Indian Association of Ghana
- Formation: 27 March 1939
- Type: Indian Merchants Association
- Website: Indian Association of Ghana

= Indian Association of Ghana =

Organization

The Indian Association of Ghana (IAG) is a merchant association that has a long colourful history. In 1939, the first ever Indian Merchants Association in West Africa was formed in the ‘Gold Coast’. In fact, this was the first body created in the entire West African Region by Indian traders - Metharam Brothers, Bombay Bazaar, Lilaram Thanwardas, Mahtani Brothers, T. Chandiram, K. Chellaram, Hariram Brothers, Wassiamal Brothers, G. Motiram, Punjabi Brothers and D. P. Motwani.
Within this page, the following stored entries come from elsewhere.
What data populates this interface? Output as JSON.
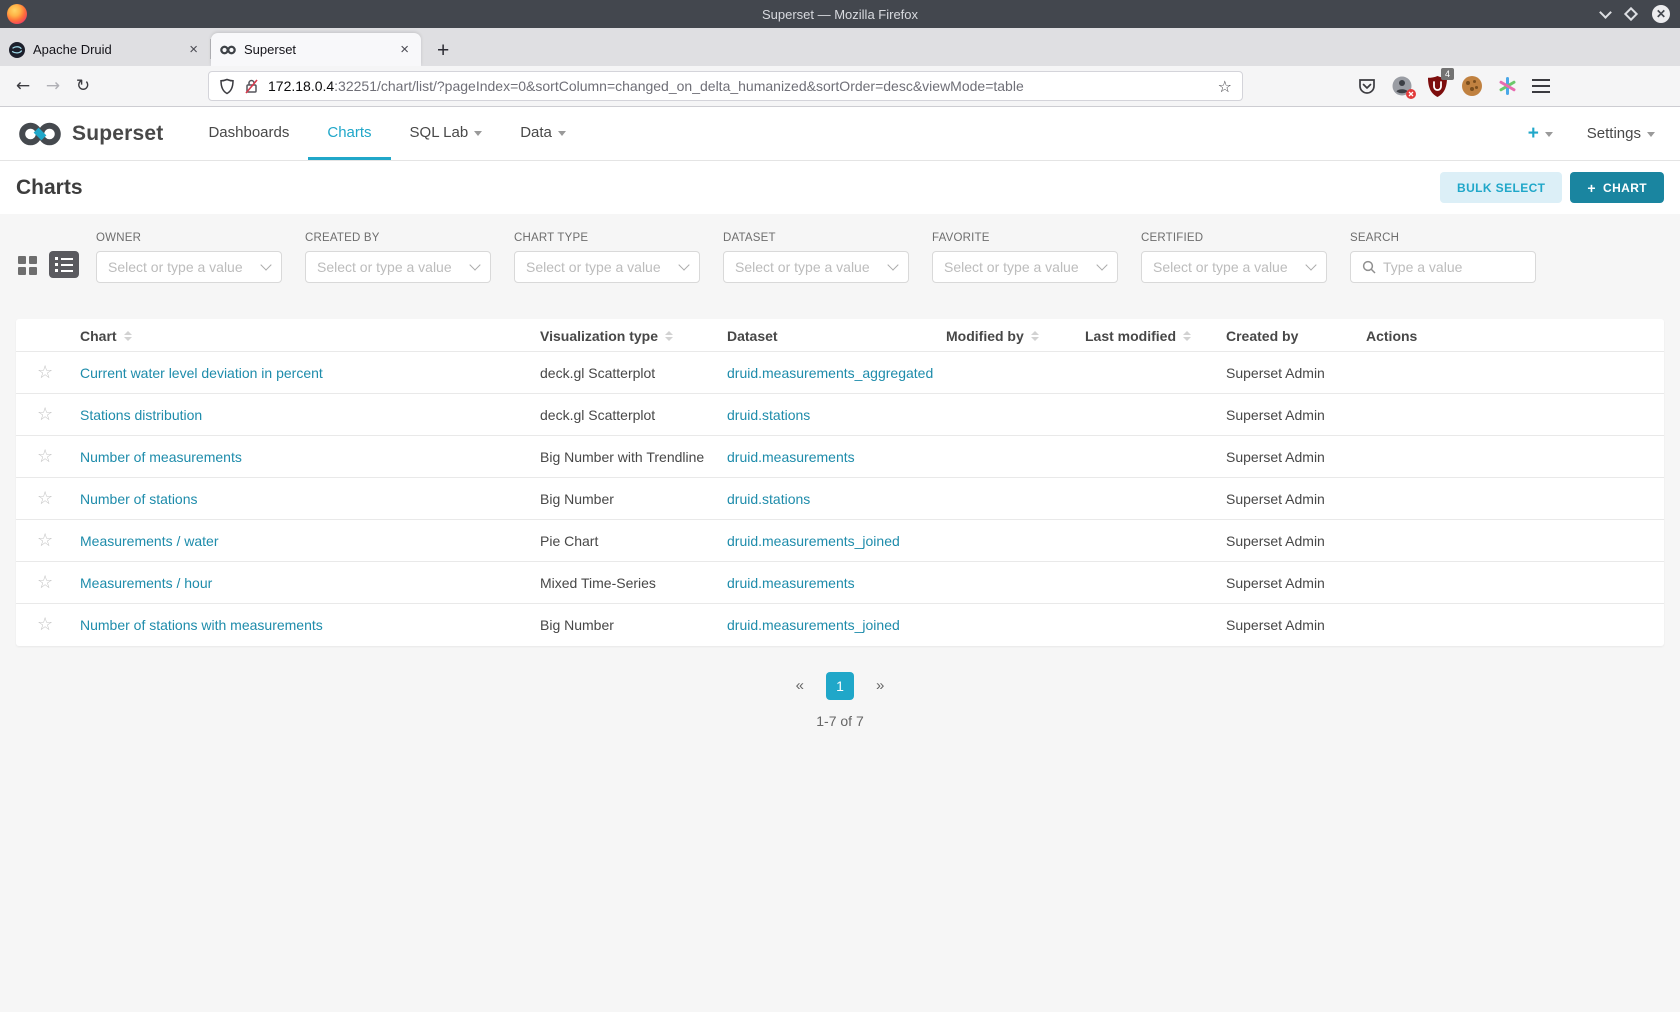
{
  "window": {
    "title": "Superset — Mozilla Firefox"
  },
  "browser": {
    "tabs": [
      {
        "label": "Apache Druid"
      },
      {
        "label": "Superset"
      }
    ],
    "close_tab": "×",
    "new_tab": "+",
    "back": "←",
    "forward": "→",
    "reload": "↻",
    "url": {
      "host": "172.18.0.4",
      "rest": ":32251/chart/list/?pageIndex=0&sortColumn=changed_on_delta_humanized&sortOrder=desc&viewMode=table"
    },
    "bookmark_star": "☆",
    "ublock_badge": "4"
  },
  "nav": {
    "brand": "Superset",
    "items": [
      {
        "label": "Dashboards",
        "active": false,
        "caret": false
      },
      {
        "label": "Charts",
        "active": true,
        "caret": false
      },
      {
        "label": "SQL Lab",
        "active": false,
        "caret": true
      },
      {
        "label": "Data",
        "active": false,
        "caret": true
      }
    ],
    "plus": "+",
    "settings": "Settings"
  },
  "page": {
    "title": "Charts",
    "bulk_select_label": "BULK SELECT",
    "add_chart_plus": "+",
    "add_chart_label": "CHART"
  },
  "filters": {
    "items": [
      {
        "label": "OWNER",
        "placeholder": "Select or type a value",
        "type": "select"
      },
      {
        "label": "CREATED BY",
        "placeholder": "Select or type a value",
        "type": "select"
      },
      {
        "label": "CHART TYPE",
        "placeholder": "Select or type a value",
        "type": "select"
      },
      {
        "label": "DATASET",
        "placeholder": "Select or type a value",
        "type": "select"
      },
      {
        "label": "FAVORITE",
        "placeholder": "Select or type a value",
        "type": "select"
      },
      {
        "label": "CERTIFIED",
        "placeholder": "Select or type a value",
        "type": "select"
      },
      {
        "label": "SEARCH",
        "placeholder": "Type a value",
        "type": "search"
      }
    ]
  },
  "table": {
    "headers": [
      {
        "label": "",
        "sortable": false
      },
      {
        "label": "Chart",
        "sortable": true
      },
      {
        "label": "Visualization type",
        "sortable": true
      },
      {
        "label": "Dataset",
        "sortable": false
      },
      {
        "label": "Modified by",
        "sortable": true
      },
      {
        "label": "Last modified",
        "sortable": true
      },
      {
        "label": "Created by",
        "sortable": false
      },
      {
        "label": "Actions",
        "sortable": false
      }
    ],
    "favorite_star": "☆",
    "rows": [
      {
        "chart": "Current water level deviation in percent",
        "viz_type": "deck.gl Scatterplot",
        "dataset": "druid.measurements_aggregated",
        "modified_by": "",
        "last_modified": "",
        "created_by": "Superset Admin"
      },
      {
        "chart": "Stations distribution",
        "viz_type": "deck.gl Scatterplot",
        "dataset": "druid.stations",
        "modified_by": "",
        "last_modified": "",
        "created_by": "Superset Admin"
      },
      {
        "chart": "Number of measurements",
        "viz_type": "Big Number with Trendline",
        "dataset": "druid.measurements",
        "modified_by": "",
        "last_modified": "",
        "created_by": "Superset Admin"
      },
      {
        "chart": "Number of stations",
        "viz_type": "Big Number",
        "dataset": "druid.stations",
        "modified_by": "",
        "last_modified": "",
        "created_by": "Superset Admin"
      },
      {
        "chart": "Measurements / water",
        "viz_type": "Pie Chart",
        "dataset": "druid.measurements_joined",
        "modified_by": "",
        "last_modified": "",
        "created_by": "Superset Admin"
      },
      {
        "chart": "Measurements / hour",
        "viz_type": "Mixed Time-Series",
        "dataset": "druid.measurements",
        "modified_by": "",
        "last_modified": "",
        "created_by": "Superset Admin"
      },
      {
        "chart": "Number of stations with measurements",
        "viz_type": "Big Number",
        "dataset": "druid.measurements_joined",
        "modified_by": "",
        "last_modified": "",
        "created_by": "Superset Admin"
      }
    ]
  },
  "pagination": {
    "prev": "«",
    "current_page": "1",
    "next": "»",
    "summary": "1-7 of 7"
  },
  "colors": {
    "accent": "#20A7C9",
    "button_primary": "#1A85A0",
    "link": "#1E8CAB",
    "ublock_red": "#7D0D0D",
    "titlebar": "#43474E"
  }
}
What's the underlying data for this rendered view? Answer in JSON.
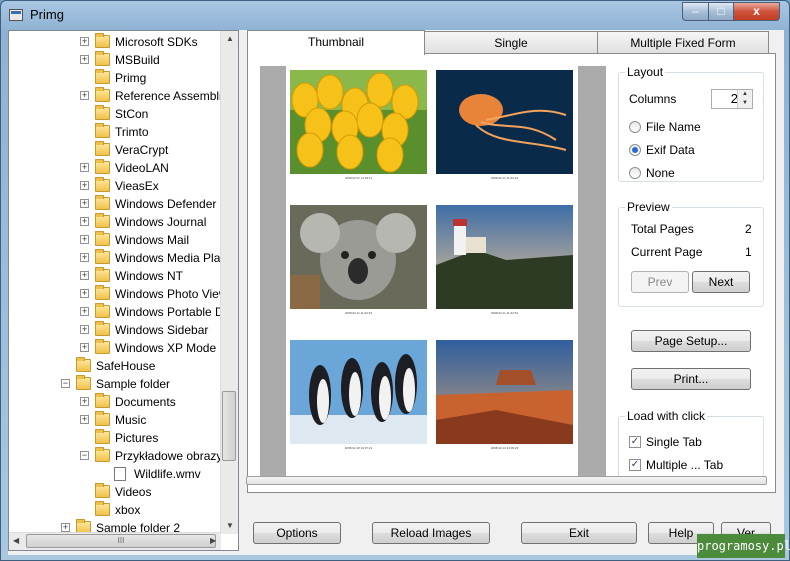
{
  "window": {
    "title": "Primg",
    "min_glyph": "–",
    "max_glyph": "□",
    "close_glyph": "x"
  },
  "tree": {
    "items": [
      {
        "label": "Microsoft SDKs",
        "level": 2,
        "expander": "+",
        "icon": "folder"
      },
      {
        "label": "MSBuild",
        "level": 2,
        "expander": "+",
        "icon": "folder"
      },
      {
        "label": "Primg",
        "level": 2,
        "expander": "",
        "icon": "folder"
      },
      {
        "label": "Reference Assemblies",
        "level": 2,
        "expander": "+",
        "icon": "folder"
      },
      {
        "label": "StCon",
        "level": 2,
        "expander": "",
        "icon": "folder"
      },
      {
        "label": "Trimto",
        "level": 2,
        "expander": "",
        "icon": "folder"
      },
      {
        "label": "VeraCrypt",
        "level": 2,
        "expander": "",
        "icon": "folder"
      },
      {
        "label": "VideoLAN",
        "level": 2,
        "expander": "+",
        "icon": "folder"
      },
      {
        "label": "VieasEx",
        "level": 2,
        "expander": "+",
        "icon": "folder"
      },
      {
        "label": "Windows Defender",
        "level": 2,
        "expander": "+",
        "icon": "folder"
      },
      {
        "label": "Windows Journal",
        "level": 2,
        "expander": "+",
        "icon": "folder"
      },
      {
        "label": "Windows Mail",
        "level": 2,
        "expander": "+",
        "icon": "folder"
      },
      {
        "label": "Windows Media Player",
        "level": 2,
        "expander": "+",
        "icon": "folder"
      },
      {
        "label": "Windows NT",
        "level": 2,
        "expander": "+",
        "icon": "folder"
      },
      {
        "label": "Windows Photo Viewer",
        "level": 2,
        "expander": "+",
        "icon": "folder"
      },
      {
        "label": "Windows Portable Devices",
        "level": 2,
        "expander": "+",
        "icon": "folder"
      },
      {
        "label": "Windows Sidebar",
        "level": 2,
        "expander": "+",
        "icon": "folder"
      },
      {
        "label": "Windows XP Mode",
        "level": 2,
        "expander": "+",
        "icon": "folder"
      },
      {
        "label": "SafeHouse",
        "level": 1,
        "expander": "",
        "icon": "folder"
      },
      {
        "label": "Sample folder",
        "level": 1,
        "expander": "−",
        "icon": "folder"
      },
      {
        "label": "Documents",
        "level": 2,
        "expander": "+",
        "icon": "folder"
      },
      {
        "label": "Music",
        "level": 2,
        "expander": "+",
        "icon": "folder"
      },
      {
        "label": "Pictures",
        "level": 2,
        "expander": "",
        "icon": "folder"
      },
      {
        "label": "Przykładowe obrazy",
        "level": 2,
        "expander": "−",
        "icon": "folder"
      },
      {
        "label": "Wildlife.wmv",
        "level": 3,
        "expander": "",
        "icon": "file"
      },
      {
        "label": "Videos",
        "level": 2,
        "expander": "",
        "icon": "folder"
      },
      {
        "label": "xbox",
        "level": 2,
        "expander": "",
        "icon": "folder"
      },
      {
        "label": "Sample folder 2",
        "level": 1,
        "expander": "+",
        "icon": "folder"
      }
    ],
    "hscroll_grip": "III"
  },
  "tabs": [
    {
      "label": "Thumbnail",
      "active": true
    },
    {
      "label": "Single",
      "active": false
    },
    {
      "label": "Multiple Fixed Form",
      "active": false
    }
  ],
  "thumbnails": [
    {
      "caption": "2008.02.07 11:33:11",
      "subject": "tulips"
    },
    {
      "caption": "2008.02.11 11:32:24",
      "subject": "jellyfish"
    },
    {
      "caption": "2008.02.11 11:32:43",
      "subject": "koala"
    },
    {
      "caption": "2008.02.11 11:32:51",
      "subject": "lighthouse"
    },
    {
      "caption": "2008.02.18 16:37:21",
      "subject": "penguins"
    },
    {
      "caption": "2008.02.14 13:36:26",
      "subject": "desert"
    }
  ],
  "layout": {
    "title": "Layout",
    "columns_label": "Columns",
    "columns_value": "2",
    "options": [
      {
        "label": "File Name",
        "selected": false
      },
      {
        "label": "Exif Data",
        "selected": true
      },
      {
        "label": "None",
        "selected": false
      }
    ]
  },
  "preview": {
    "title": "Preview",
    "total_pages_label": "Total Pages",
    "total_pages_value": "2",
    "current_page_label": "Current Page",
    "current_page_value": "1",
    "prev_label": "Prev",
    "next_label": "Next"
  },
  "page_setup_label": "Page Setup...",
  "print_label": "Print...",
  "load_with_click": {
    "title": "Load with click",
    "options": [
      {
        "label": "Single Tab",
        "checked": true
      },
      {
        "label": "Multiple ... Tab",
        "checked": true
      }
    ]
  },
  "bottom_buttons": {
    "options": "Options",
    "reload": "Reload Images",
    "exit": "Exit",
    "help": "Help",
    "ver": "Ver"
  },
  "watermark": "programosy.pl"
}
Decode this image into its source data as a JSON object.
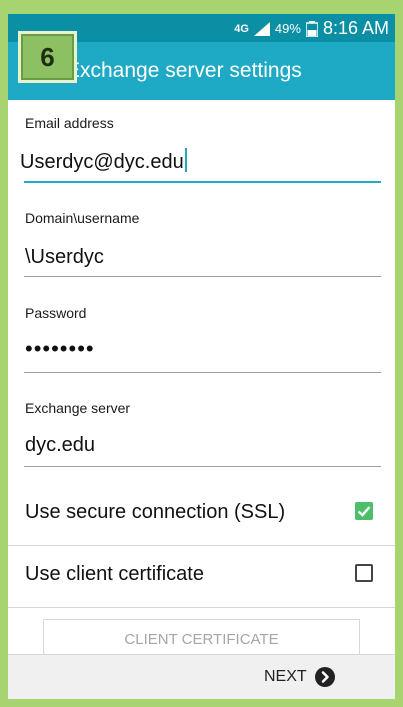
{
  "status": {
    "network": "4G",
    "battery": "49%",
    "time": "8:16 AM"
  },
  "step_badge": "6",
  "appbar": {
    "title": "Exchange server settings"
  },
  "fields": {
    "email": {
      "label": "Email address",
      "value": "Userdyc@dyc.edu"
    },
    "domain": {
      "label": "Domain\\username",
      "value": "\\Userdyc"
    },
    "password": {
      "label": "Password",
      "value": "••••••••"
    },
    "server": {
      "label": "Exchange server",
      "value": "dyc.edu"
    }
  },
  "options": {
    "ssl": {
      "label": "Use secure connection (SSL)",
      "checked": true
    },
    "client_cert": {
      "label": "Use client certificate",
      "checked": false
    }
  },
  "buttons": {
    "client_certificate": "CLIENT CERTIFICATE",
    "next": "NEXT"
  },
  "colors": {
    "status_bar": "#0b8fa5",
    "app_bar": "#1ea9c4",
    "frame": "#a7d470",
    "checkbox_on": "#4dbf6a"
  }
}
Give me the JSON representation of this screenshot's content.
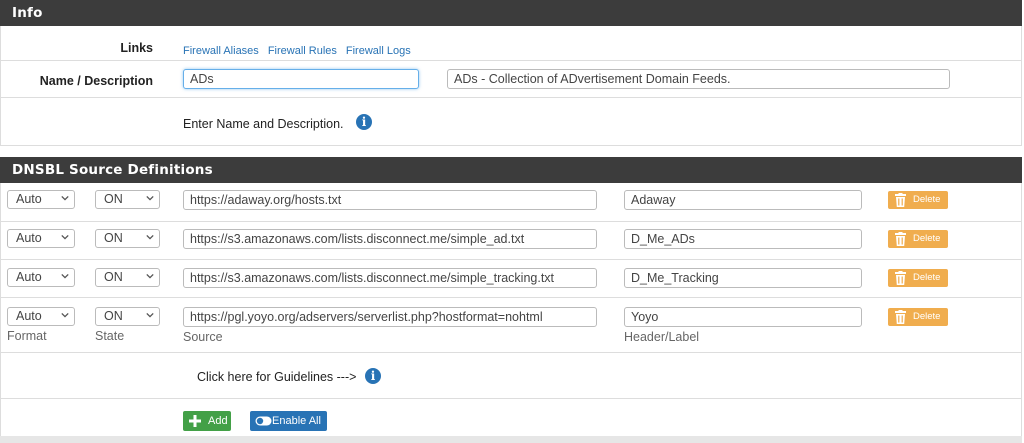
{
  "info_panel": {
    "title": "Info",
    "links_label": "Links",
    "links": [
      "Firewall Aliases",
      "Firewall Rules",
      "Firewall Logs"
    ],
    "name_label": "Name / Description",
    "name_value": "ADs",
    "description_value": "ADs - Collection of ADvertisement Domain Feeds.",
    "help_text": "Enter Name and Description."
  },
  "dnsbl_panel": {
    "title": "DNSBL Source Definitions",
    "rows": [
      {
        "format": "Auto",
        "state": "ON",
        "source": "https://adaway.org/hosts.txt",
        "header": "Adaway",
        "delete_label": "Delete"
      },
      {
        "format": "Auto",
        "state": "ON",
        "source": "https://s3.amazonaws.com/lists.disconnect.me/simple_ad.txt",
        "header": "D_Me_ADs",
        "delete_label": "Delete"
      },
      {
        "format": "Auto",
        "state": "ON",
        "source": "https://s3.amazonaws.com/lists.disconnect.me/simple_tracking.txt",
        "header": "D_Me_Tracking",
        "delete_label": "Delete"
      },
      {
        "format": "Auto",
        "state": "ON",
        "source": "https://pgl.yoyo.org/adservers/serverlist.php?hostformat=nohtml",
        "header": "Yoyo",
        "delete_label": "Delete"
      }
    ],
    "captions": {
      "format": "Format",
      "state": "State",
      "source": "Source",
      "header": "Header/Label"
    },
    "guidelines_text": "Click here for Guidelines --->",
    "add_label": "Add",
    "enable_all_label": "Enable All",
    "colors": {
      "header_bg": "#3c3c3c",
      "delete": "#f0ad4e",
      "add": "#43a047",
      "enable_all": "#2873b5",
      "info": "#2873b5"
    }
  }
}
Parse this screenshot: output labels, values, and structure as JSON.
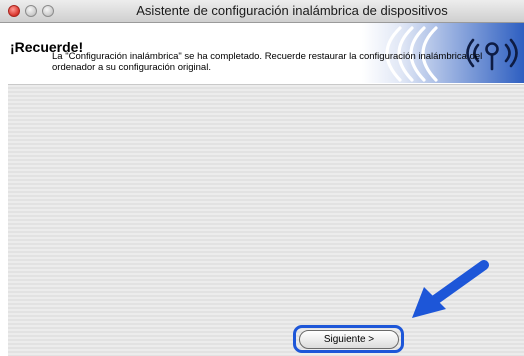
{
  "window": {
    "title": "Asistente de configuración inalámbrica de dispositivos"
  },
  "header": {
    "title": "¡Recuerde!",
    "logo_icon": "wireless-signal-icon"
  },
  "content": {
    "message": "La \"Configuración inalámbrica\" se ha completado. Recuerde restaurar la configuración inalámbrica del ordenador a su configuración original."
  },
  "footer": {
    "next_button_label": "Siguiente >",
    "highlight_color": "#1d56d8"
  }
}
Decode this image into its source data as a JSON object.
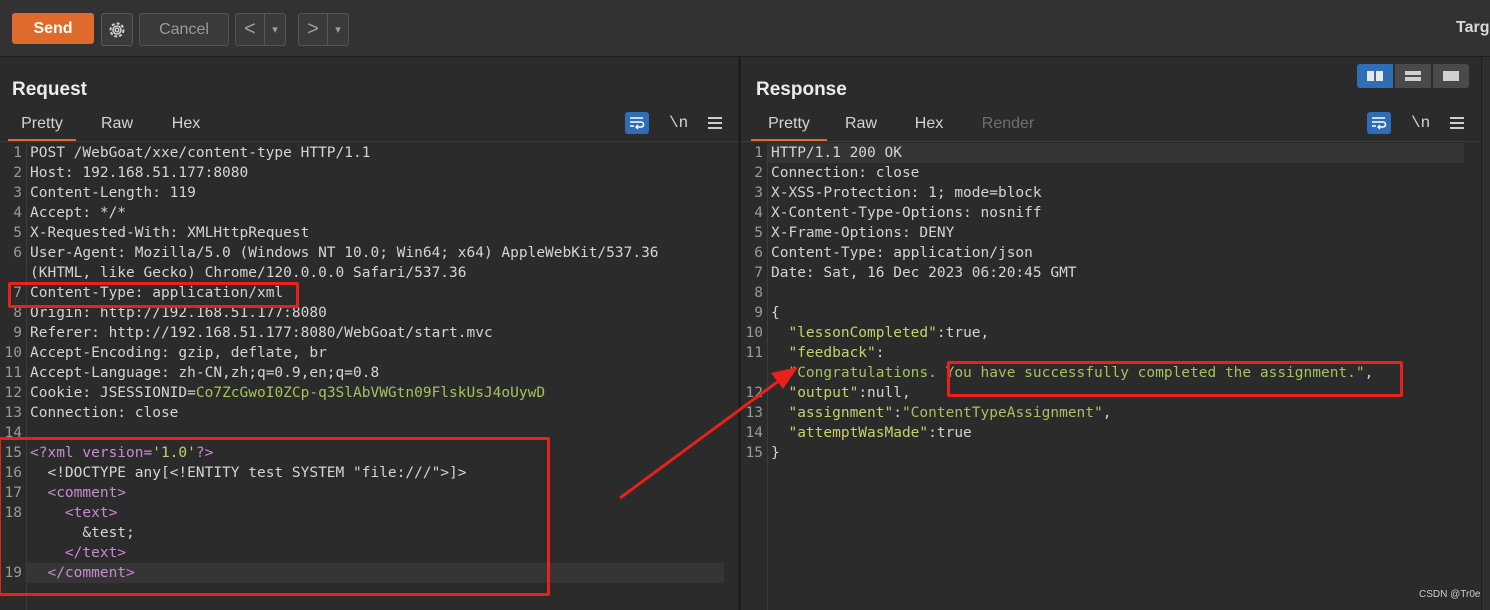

These were the founding members of what the Indian Association is today, and they elected Mr. K. W. Mahtani as their first President, and Mr. N. T. Daswani as their first Secreatary. The Constitution and by-laws were carefully drafted years later by Mr. P. K. Mahtani and Mr. Heman Dadlani. That same Constitution is still in force, though it has been amended in the year 2000, and further amended in the year 2006, to suit the present times.

==History of the IAG==
Indians in Ghana are amongst the most respected community. The Indo-Ghana ties have been in existence for more than 100 years now and the Indo-Ghana relationship has always been warm and friendly. The strong foundation was further solidified by India's first Prime Minister Jawaharlal Nehru and Ghana's first President Kwame Nkrumah, two great leaders who enjoyed a special kind of friendship and a similar vision. Both were influential and instrumental in the formation of the Non-Aligned Movement (NAM) in 1961. Ghana has a relatively small but growing vibrant Indian Community, compared to South Africa. Though at present there are Indians from all communities and walks of life, the majority of those who first came to Ghana in early 20th Century were from the Sindhi community.

==Projects==
The bond between Ghana and India is very historic since the times of Nkrumah and Nehru. There is a Jawaharlal Nehru road and the first building on that road is the Indian Ambassador's residence. It is of significance to note that the Flagstaff House which served as the office of President Nkrumah was located near India House, the residence of the High Commissioner of India. Coincidentally, when the current government deemed it prudent to build a presidential palace, it chose the same place for that wonderful architectural edifice designed from India.

===Economy of Ghana===
Indians are currently one of the biggest investors in Ghana and it is expected that this trend will continue. The Ghana Investment Promotion Council recently reported that India has the highest new large projects in Ghana. It shows the confidence that India has in Ghana's economy. The trade between India and Ghana has continued to expand every year. Companies such as TATA, Indian Farmers Fertiliser Cooperative Limited (IFFCO), etc. have their subsidiaries in Ghana.

===Ambassador===
The “Peace Ambassador”, Lok Bandhu Karki, a young man from Nepal, abandoned the comfort of his home on December 7, 2004, to cycle around the world for the sake of peace. The Indian Association volunteered to cover all expenses related to his stay in Ghana.